How to make friends with popular bloggers and get them to link to your posts? I’ve always done it by following poplar blogs and sharing an interesting post of theirs with my readers, offering my take on the subject.

Jon says that’s not enough any longer. Here’s a few of his ideas with my take.

  • Write a guest post that gets lots of traffic and adoring comments. It works. LexBlog has any number of lawyer clients who have guest posted on popular blogs. The result has brought greater notoriety and more blog followers.
  • Attend conferences that all of the ‘Who’s Who’ of your niche go to and network your tail off. While I am not a social butterfly, I do make a point of introducing myself to thought leaders who I have been following and whom I respect. Make sure it’s genuine, but go up and shake their hand and let them know you really appreciate their work and have been a follower for some time. The opportunity may arise to tell them what you do. Follow up with an email and offer to connect via LinkedIn.
  • Email them an irresistible question, hoping to spark a discussion. This works wether you’re asking the question through a LinkedIn connection or just a standard email. Blog the answer providing your commentary.
  • Leave lots of truly memorable comments. Absolutely works, so long as the comments are of value. Do not comment for the sake of dropping your name, you’ll look like a fool.
  • Interview them in either a post or a podcast, making sure to ask lots of intelligent questions. I’ve found email interviews are best for the most popular people, whose time is limited. Keep it to 4 or 5 questions. But if you’ve got a good podcast going, give it a shot. I’m happy to be a guest when the interviewer has their act together and we’re only talking 20 minutes.
  • Give the above a few months, and then start pointing them to your best and most relevant content. It works. I often one line an email to a popular blogger letting them know of a post of interest.

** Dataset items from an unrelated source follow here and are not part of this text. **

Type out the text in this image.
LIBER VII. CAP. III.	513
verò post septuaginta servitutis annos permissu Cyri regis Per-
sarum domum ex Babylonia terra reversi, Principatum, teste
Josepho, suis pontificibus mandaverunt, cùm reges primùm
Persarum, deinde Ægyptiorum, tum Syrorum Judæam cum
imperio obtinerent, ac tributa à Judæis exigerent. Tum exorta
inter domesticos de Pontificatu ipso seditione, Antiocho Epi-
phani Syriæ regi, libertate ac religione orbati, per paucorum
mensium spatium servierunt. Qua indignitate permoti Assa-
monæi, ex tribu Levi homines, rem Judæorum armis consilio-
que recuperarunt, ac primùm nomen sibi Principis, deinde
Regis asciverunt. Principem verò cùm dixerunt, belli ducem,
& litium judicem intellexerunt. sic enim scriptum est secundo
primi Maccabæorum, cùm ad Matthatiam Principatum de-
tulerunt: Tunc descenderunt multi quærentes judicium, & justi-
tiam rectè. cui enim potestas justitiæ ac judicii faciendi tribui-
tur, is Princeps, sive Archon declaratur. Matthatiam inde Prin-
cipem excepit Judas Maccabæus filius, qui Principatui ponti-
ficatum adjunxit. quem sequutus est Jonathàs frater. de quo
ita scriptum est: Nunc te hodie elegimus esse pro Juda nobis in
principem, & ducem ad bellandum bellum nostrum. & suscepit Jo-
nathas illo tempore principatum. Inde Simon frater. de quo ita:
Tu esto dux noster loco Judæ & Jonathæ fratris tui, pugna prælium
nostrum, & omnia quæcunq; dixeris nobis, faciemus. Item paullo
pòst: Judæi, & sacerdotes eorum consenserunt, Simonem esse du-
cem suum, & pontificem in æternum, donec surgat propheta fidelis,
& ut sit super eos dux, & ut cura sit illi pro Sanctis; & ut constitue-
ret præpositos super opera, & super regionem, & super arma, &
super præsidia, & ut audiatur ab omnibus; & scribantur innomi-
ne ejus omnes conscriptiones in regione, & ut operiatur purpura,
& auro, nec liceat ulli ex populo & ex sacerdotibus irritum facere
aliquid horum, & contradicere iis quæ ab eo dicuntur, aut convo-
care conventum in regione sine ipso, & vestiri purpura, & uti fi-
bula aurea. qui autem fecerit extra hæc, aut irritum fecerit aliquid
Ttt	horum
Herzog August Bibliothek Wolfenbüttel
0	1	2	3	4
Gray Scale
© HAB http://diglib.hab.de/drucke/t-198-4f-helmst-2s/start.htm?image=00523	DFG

To be a success on the Internet, remember one rule. You can have everything you want if you’ll just help enough other people to get what they want. As Jon puts it, ‘we’re just talking reciprocity.’

Contrary to what many people think, A-list bloggers aren’t islands, separate and self-sufficient. They deal with problems and annoyances, just as much as anyone else. If you can help alleviate them, they’ll thank and remember you for it.

The key is finding ways that you can be genuinely useful to them. Make yourself relevant and then use that opportunity to start building a relationship.

Great post Jon – and another reason to call Brian Clark, publisher of Copyblogger, a ‘friend.’